I've tried loading the marker into a bitmap first and then passing the bitmap to the CreateMarker method but I get the same error. My guess is that the implementation of CreateMarker is using an MD5 algorithm under the hood or some other algorithm that is violating the security policy of the DISA hardened machine. I am able to use one of the stock symbols like square or sphere ok so somehow the implementation of the those symbols is different. Maybe they are stored as resource files embedded in the application. If anyone has any insite to this problem that can help me overcome my problem I would be very appreciative.

Best regards,
Marty

I also wanted to add that you can re-create the problem by editing your Local Security Policy settings under Administrative Tools by going to:

Security Settings->Local Policies->Security Options->System cryptography: Use FIPS compliant algorithms for encryption, hashing, and signing

and enabling the setting. Note, you will need to re-start ArcExplorer for the change to take effect. Then just try the following code:

string symbolFilePath = <path to some png file>;
Symbol symbol = Symbol.CreateMarker(symbolFilePath);

this will throw an InvalidOperationException exception.

Marty

AndreiIvanov · ‎05-20-2011

Marty,

I could verify the issue. I am not familiar with this specific encryption system, but the exception is thrown due to the fact that when bitmap is loaded it uses SHA256Managed hash which is not compliant with FIPS. I am not even sure what to suggest besides sticking to our symbols.
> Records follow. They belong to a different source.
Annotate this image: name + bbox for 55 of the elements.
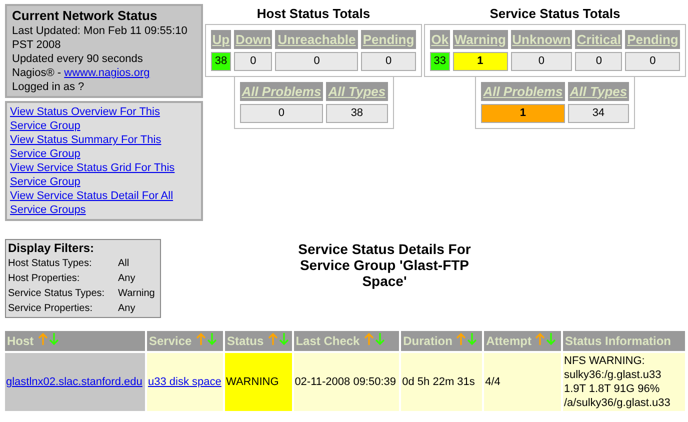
count-cell: 0 <box>575 52 622 70</box>
sort-arrows-icon[interactable] <box>268 332 290 346</box>
status-cell: WARNING <box>225 353 292 411</box>
count-cell: 1 <box>452 52 508 70</box>
column-header: Last Check <box>294 331 400 351</box>
section-title: Host Status Totals <box>256 5 370 23</box>
view-link[interactable]: View Status Summary For This Service Group <box>10 133 198 161</box>
website-link[interactable]: wwww.nagios.org <box>64 67 150 79</box>
column-header: Status Information <box>563 331 685 351</box>
sort-arrows-icon[interactable] <box>535 332 558 346</box>
view-link[interactable]: View Status Overview For This Service Group <box>10 105 198 133</box>
filters-title: Display Filters: <box>8 241 96 256</box>
count-cell: 34 <box>568 104 629 122</box>
filter-label: Service Properties: <box>8 302 94 316</box>
sort-arrows-icon[interactable] <box>196 332 218 346</box>
column-header: Host <box>5 331 145 351</box>
last-check-cell: 02-11-2008 09:50:39 <box>294 353 400 411</box>
info-text: Logged in as ? <box>12 80 86 94</box>
count-cell: 38 <box>326 104 388 122</box>
count-cell: 33 <box>430 52 450 70</box>
count-cell: 0 <box>625 52 680 70</box>
section-title: Service Status Totals <box>490 5 620 23</box>
sort-arrows-icon[interactable] <box>364 332 386 346</box>
filter-value: Any <box>118 272 136 286</box>
column-header: Duration <box>401 331 482 351</box>
service-link[interactable]: u33 disk space <box>148 376 222 388</box>
column-header: Attempt <box>484 331 561 351</box>
sort-arrows-icon[interactable] <box>38 332 60 346</box>
filter-value: All <box>118 257 130 271</box>
filter-value: Warning <box>118 287 155 301</box>
view-link[interactable]: View Service Status Grid For This Service Group <box>10 161 198 189</box>
status-info-cell: NFS WARNING: sulky36:/g.glast.u33 1.9T 1.8T 91G 96% /a/sulky36/g.glast.u33 <box>563 353 685 411</box>
filter-label: Service Status Types: <box>8 287 106 301</box>
info-text: Last Updated: Mon Feb 11 09:55:10 PST 2008 <box>12 24 188 52</box>
info-text: Updated every 90 seconds <box>12 52 144 66</box>
count-cell: 0 <box>361 52 416 70</box>
filter-value: Any <box>118 302 136 316</box>
column-header: Status <box>225 331 292 351</box>
view-link[interactable]: View Service Status Detail For All Service Groups <box>10 189 198 217</box>
host-link[interactable]: glastlnx02.slac.stanford.edu <box>6 376 142 388</box>
count-cell: 0 <box>240 104 324 122</box>
duration-cell: 0d 5h 22m 31s <box>401 353 482 411</box>
page-heading: Service Status Details For Service Group 'Glast-FTP Space' <box>297 241 472 289</box>
count-cell: 38 <box>211 52 231 70</box>
attempt-cell: 4/4 <box>484 353 561 411</box>
count-cell: 0 <box>510 52 572 70</box>
filter-label: Host Status Types: <box>8 257 93 271</box>
panel-title: Current Network Status <box>12 8 158 24</box>
filter-label: Host Properties: <box>8 272 81 286</box>
count-cell: 1 <box>481 104 565 122</box>
column-header: Service <box>147 331 223 351</box>
sort-arrows-icon[interactable] <box>456 332 478 346</box>
count-cell: 0 <box>275 52 358 70</box>
info-text: Nagios® - <box>12 67 62 79</box>
count-cell: 0 <box>234 52 272 70</box>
MartinChapman · ‎05-21-2011

Andriy,

Thanks for your timely response.

The answer is I went to my security administrator and told him I needed an exception to turn FIPS crypto compliance off. Problem solved.

That said, I imagine that other government users will run into this problem so I would request that a work around be considered for a future release of the product if possible. I read somewhere on the web that you can turn FIPS checking on somewhere in visual studio when compiling your project and it will prevent you from using non-fips compliant algorithms. Maybe that could help you guys stay fips compliant in future releases....just a thought.

Thanks again,
Marty

AndreiIvanov · ‎05-23-2011

Marty, I am going to take a look at this issue. Will update.

MartinChapman · ‎05-23-2011

Thanks Andriy. By the way, I released my plug-ins to my users today and they all really like Arc Explorer. None of them had used it before and they all think it's better than Google Earth.

Best regards,
Marty

AndreiIvanov · ‎05-24-2011

Marty, this issue has been fixed. It will be available in the next release of AGX. Glad you are liking ArcGIS Explorer. Any issues - post it on this forum.